Jakarta, Aktual.com – Peneliti Divisi Hukum Dan Monitoring Peradilan ICW Aradila Caesar mengatakan bahwa pencabutan hak politik itu berdasarkan Pasal 18 UU Tipikor.

Untuk itu ICW meminta agar Jaksa Agung harus menginstruksikan jaksa di daerah untuk melakukan penuntutan secara lebih optimal melalui kebijakan yang mengatur pemberian “reward and punishment”.

“Jaksa Agung juga harus memerintahkan dalam melakukan penuntutan juga menuntut pidana tambahan berupa pencabutan hak politik, uang pengganti. Jaksa Agung dapat meniru upaya KPK dalam mencabut hak politik koruptor yang merupakan pejabat publik/anggota partai politik serta berfokus pada upaya eksekusi uang pengganti dan merampas aset koruptor, ditambah bersikap lebih inovatif dalam melakukan penuntutan dengan menggunakan pasal pencucian uang,” katanya, Sabtu (4/3).

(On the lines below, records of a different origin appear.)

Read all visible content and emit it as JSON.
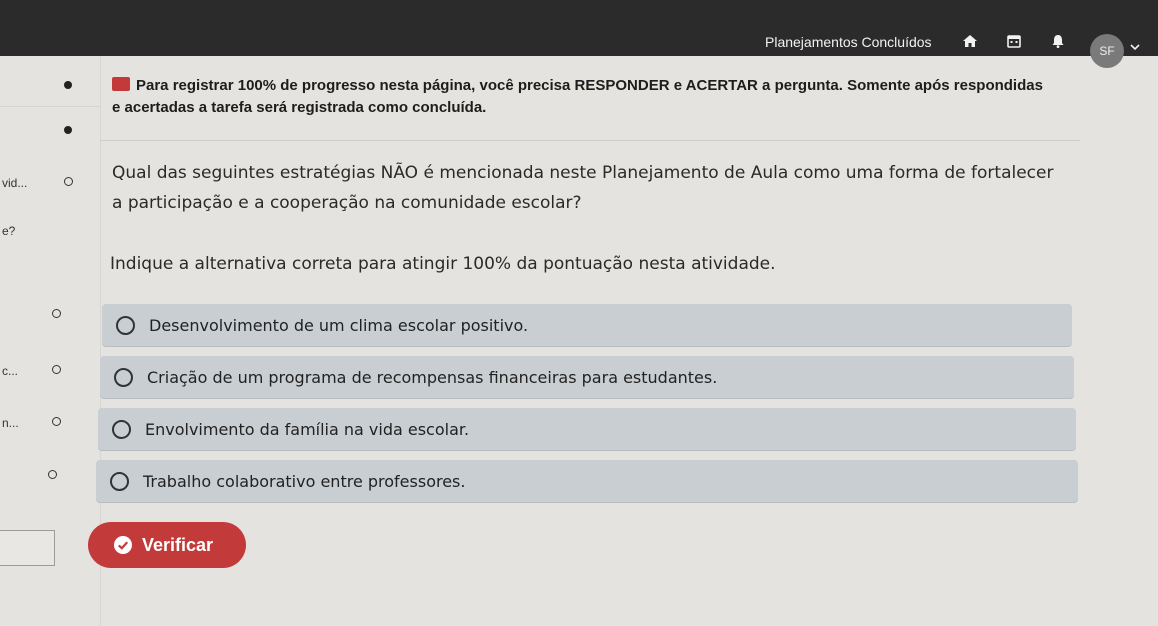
{
  "header": {
    "title": "Planejamentos Concluídos",
    "avatar_initials": "SF",
    "icons": [
      "home-icon",
      "calendar-icon",
      "bell-icon",
      "chevron-down-icon"
    ]
  },
  "sidebar": {
    "items": [
      {
        "label": "vid..."
      },
      {
        "label": "e?"
      },
      {
        "label": "c..."
      },
      {
        "label": "n..."
      }
    ]
  },
  "notice": {
    "text": "Para registrar 100% de progresso nesta página, você precisa RESPONDER e ACERTAR a pergunta. Somente após respondidas e acertadas a tarefa será registrada como concluída."
  },
  "question": {
    "text": "Qual das seguintes estratégias NÃO é mencionada neste Planejamento de Aula como uma forma de fortalecer a participação e a cooperação na comunidade escolar?",
    "instruction": "Indique a alternativa correta para atingir 100% da pontuação nesta atividade."
  },
  "options": [
    {
      "label": "Desenvolvimento de um clima escolar positivo."
    },
    {
      "label": "Criação de um programa de recompensas financeiras para estudantes."
    },
    {
      "label": "Envolvimento da família na vida escolar."
    },
    {
      "label": "Trabalho colaborativo entre professores."
    }
  ],
  "actions": {
    "verify_label": "Verificar"
  },
  "colors": {
    "navbar": "#2b2b2b",
    "option_bg": "#c9ced2",
    "verify_button": "#c23a3a",
    "page_bg": "#e4e3df"
  }
}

Selain minimnya inovasi dalam tuntutan dan hukuman, ICW juga menyoroti buruknya pengelolaan informasi di Mahkamah Agung.

“Ada beberapa persoalan yang muncul dalam pengelolaan informasi pengadilan khususnya terkait putusan seperti masih banyak pengadilan tipikor yang tidak mengunggah putusan pengadilan tipikor; masih banyak ditemukan perkara yang salinan putusannya tidak dapat diunduh atau salinan putusan tidak terbaca,” tambah Aradila.

Masih banyak persoalan teknis lainnya seperti laman direktori direktori putusan MA tidak dikelola dengan baik karena putusan tidak diatur berdasarkan tahun sehingga sulit untuk menelusuri semua putusan pada tahun tertentu karena tercampur dengan putusan tahun-tahun terdahulu. Pengadilan tipikor juga masih lamban dalam mengunggah salinan putusan, bahkan baru diunggah pada tahun berikutnya.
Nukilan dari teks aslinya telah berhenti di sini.